Like yesterday's single cask I have no idea if this one spent its entire existence in new oak, thanks to the revelation that GlenDronach has been known to rerack its so-called single casks into different types of casks and not divulge this information. (I again point you to MAO's excellent Glendronach articles.) But like yesterday's single cask, I wouldn't be surprised if it did spend all or most of its time in the listed virgin oak hogshead.
Ownership: BenRiach Distillery Company Ltd
Age: 10 years (June 2002- October 2012)
Maturation: Virgin Oak Hogshead
Region: Eastern Highlands (on the edge of Speyside)
Alcohol by Volume: 57.1%
Cask: 4530 (selected by The Nectar Belgium)
Limited bottling: 298
When I first opened the bottle, the whisky was REALLY sweet, like a bourbon+scotch liqueur. It was a bit much for my palate, but luckily the liquid calmed down after a month. These notes come from a little above the halfway point in the bottle, about two months after it was opened.
Its color is dark gold, darker than yesterday's 8yo, like an older barrel strength bourbon. Right up front I find three major notes in the nose: Corn syrup, cotton t-shirts, and sawdust. There's much less ginger than in the 8yo. With about 20 minutes of airing out, the nose broadens. Wheated bourbon (like Maker's but better), clover honey, root beer, milk, and something meaty. After a half hour it's all bourbon: vanilla, caramel, and baking spices. Its palate is less hot and more approachable than the 8yo. Not exactly "scotch", but not exactly "bourbon", either. LOTS of oak, but the malted barley still stands strong in the background. Limes and simple syrup. Sweet, not much complexity, but nothing going cockeyed either. The finish has Caramel with a capital "C". Honey in tonic water. Wheated bourbon (like Maker's but better). Swisher Sweets and a hint of wood smoke. Gets sweeter with time.
WITH WATER (~40-43%abv)
The nose is loaded with vanilla and caramel, reminiscent of Cow Tales and salted caramel everything. A moderate sized note of thick toffee. In the far back, there are notes of roasted grains and phenols, but one needs binoculars to find them. Nose binoculars. The palate leads with some grassy malt with a massive layer of caramel and vanilla on top. Small notes of cayenne pepper and tart citrus later expand with time. The finish is sweet and grassy, with lime juice and a spicy zip.

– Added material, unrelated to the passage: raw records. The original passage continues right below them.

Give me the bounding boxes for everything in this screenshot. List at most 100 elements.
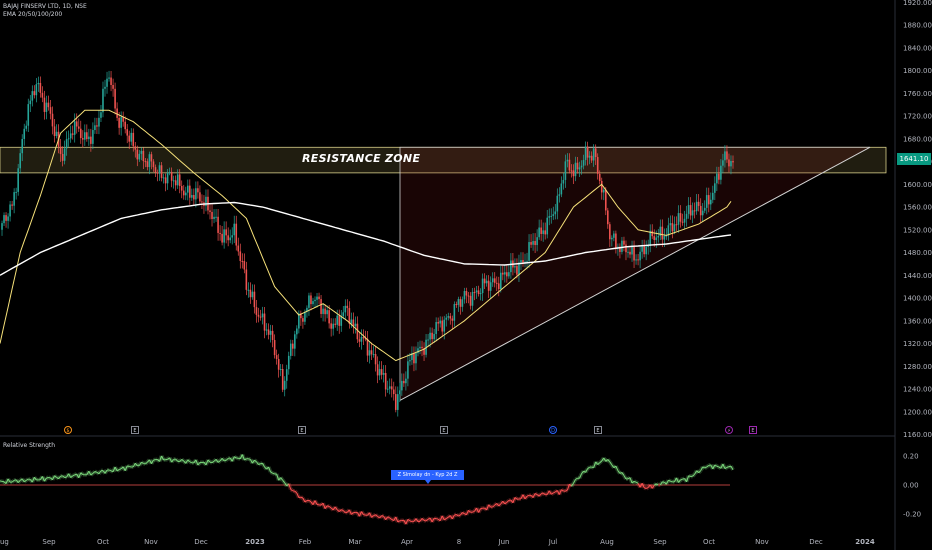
y-tick-label: 1480.00 <box>903 249 932 257</box>
candle-body <box>94 125 96 131</box>
candle-body <box>186 185 189 193</box>
rs-line-segment <box>92 471 96 474</box>
rs-line-segment <box>566 483 570 491</box>
candle-body <box>320 299 322 314</box>
y-tick-label: 1200.00 <box>903 408 932 416</box>
x-tick-label: Feb <box>299 538 312 546</box>
candle-body <box>372 354 375 356</box>
candle-body <box>714 183 716 193</box>
rs-line-segment <box>124 465 128 471</box>
rs-line-segment <box>546 490 550 495</box>
rs-line-segment <box>197 462 201 466</box>
candle-body <box>633 245 635 261</box>
rs-line-segment <box>520 494 524 500</box>
rs-tooltip: Z Slmolay dn - Kyp 2d Z <box>391 470 464 484</box>
candle-body <box>649 230 652 246</box>
rising-trendline <box>399 146 871 401</box>
rs-line-segment <box>488 504 492 508</box>
candle-body <box>451 318 454 321</box>
rs-line-segment <box>262 462 265 468</box>
upcoming-earnings-event-icon[interactable]: E <box>749 426 757 434</box>
x-tick-label: 8 <box>457 538 461 546</box>
rs-line-segment <box>127 465 130 467</box>
x-tick-label: 2024 <box>855 538 875 546</box>
candle-body <box>709 199 712 205</box>
earnings-event-icon[interactable]: E <box>440 426 448 434</box>
x-tick-label: Nov <box>144 538 158 546</box>
candle-body <box>396 394 399 410</box>
candle-body <box>164 177 167 184</box>
candle-body <box>245 269 248 290</box>
candle-body <box>724 151 726 161</box>
candle-body <box>443 319 446 332</box>
candle-body <box>489 282 492 291</box>
earnings-event-icon[interactable]: E <box>131 426 139 434</box>
candle-body <box>144 161 147 163</box>
rs-line-segment <box>276 473 280 481</box>
rs-line-segment <box>159 455 163 462</box>
rs-line-segment <box>300 496 304 499</box>
rs-line-segment <box>290 489 294 492</box>
rs-line-segment <box>239 454 243 460</box>
rs-line-segment <box>171 459 175 463</box>
candle-body <box>326 310 328 315</box>
candle-body <box>79 128 82 139</box>
candle-body <box>510 260 512 273</box>
candle-body <box>247 289 250 291</box>
candle-body <box>580 165 583 168</box>
candle-body <box>178 174 181 186</box>
candle-body <box>576 162 579 170</box>
candle-body <box>368 350 371 356</box>
candle-body <box>447 316 450 318</box>
earnings-event-icon[interactable]: E <box>298 426 306 434</box>
rs-line-segment <box>189 461 193 464</box>
rs-line-segment <box>181 458 185 462</box>
candle-body <box>332 323 334 329</box>
rs-line-segment <box>496 503 500 507</box>
candle-body <box>251 291 254 298</box>
rs-line-segment <box>328 506 332 509</box>
candle-body <box>394 394 397 410</box>
candle-body <box>21 138 24 154</box>
x-tick-label: Oct <box>97 538 109 546</box>
rs-line-segment <box>326 505 330 507</box>
candle-body <box>572 170 575 177</box>
rs-line-segment <box>540 492 544 495</box>
rs-line-segment <box>522 494 526 500</box>
rs-line-segment <box>571 482 574 487</box>
rs-line-segment <box>548 490 552 495</box>
rs-line-segment <box>118 468 122 471</box>
candle-body <box>459 299 462 307</box>
candle-body <box>483 278 486 284</box>
indicator-title[interactable]: EMA 20/50/100/200 <box>3 11 63 18</box>
rs-line-segment <box>138 461 142 466</box>
rs-line-segment <box>141 461 144 464</box>
candle-body <box>346 305 349 309</box>
rs-line-segment <box>728 465 732 468</box>
rs-line-segment <box>241 454 245 461</box>
rs-line-segment <box>498 503 502 507</box>
candle-body <box>518 262 520 275</box>
rs-line-segment <box>609 461 613 466</box>
y-tick-label: 1160.00 <box>903 431 932 439</box>
rs-line-segment <box>633 480 637 483</box>
rs-pane-title[interactable]: Relative Strength <box>3 442 56 449</box>
rs-line-segment <box>52 475 55 481</box>
candle-body <box>110 77 112 86</box>
split-event-icon[interactable]: ⚡ <box>725 426 733 434</box>
rs-line-segment <box>575 477 578 480</box>
rs-line-segment <box>649 484 653 489</box>
candle-body <box>639 251 641 261</box>
candle-body <box>13 192 15 206</box>
rs-line-segment <box>439 515 443 522</box>
symbol-title[interactable]: BAJAJ FINSERV LTD, 1D, NSE <box>3 3 87 10</box>
candle-body <box>429 332 431 340</box>
x-tick-label: Mar <box>348 538 361 546</box>
rs-line-segment <box>68 473 72 478</box>
rs-line-segment <box>284 482 288 487</box>
rs-line-segment <box>5 478 9 484</box>
earnings-event-icon[interactable]: E <box>594 426 602 434</box>
dividend-event-icon[interactable]: D <box>549 426 557 434</box>
dividend-event-icon[interactable]: $ <box>64 426 72 434</box>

Scottish bourbon. I know I'm not the first to state that conclusion, but it kinda fits. This cask is totally inoffensive (unless American oak offends you) and not complex, but impossible to hate as a dessert whisky. If you have a bottle, I recommend airing it out a bit, otherwise you'll find pours from mid-bottle better than those from the top.
Unlike yesterday's 8 year old single new oak cask, this whisky never seems to be out of control nor a mess nor a slog nor a total oddity. I would easily recommend this one over the other, whether the improvement is due to the two extra years or if it was just a better cask. It does seem to be a limited experiment (which is why I bought it), and I doubt they'd actually do an all-virgin-oak release as its own regular expression. But as far as whisky experiments go, it ain't bad.
Availability - Auctions?
Pricing - I bought it for €59 (€49 w/o VAT, cheapest 'Dronach single cask ever?)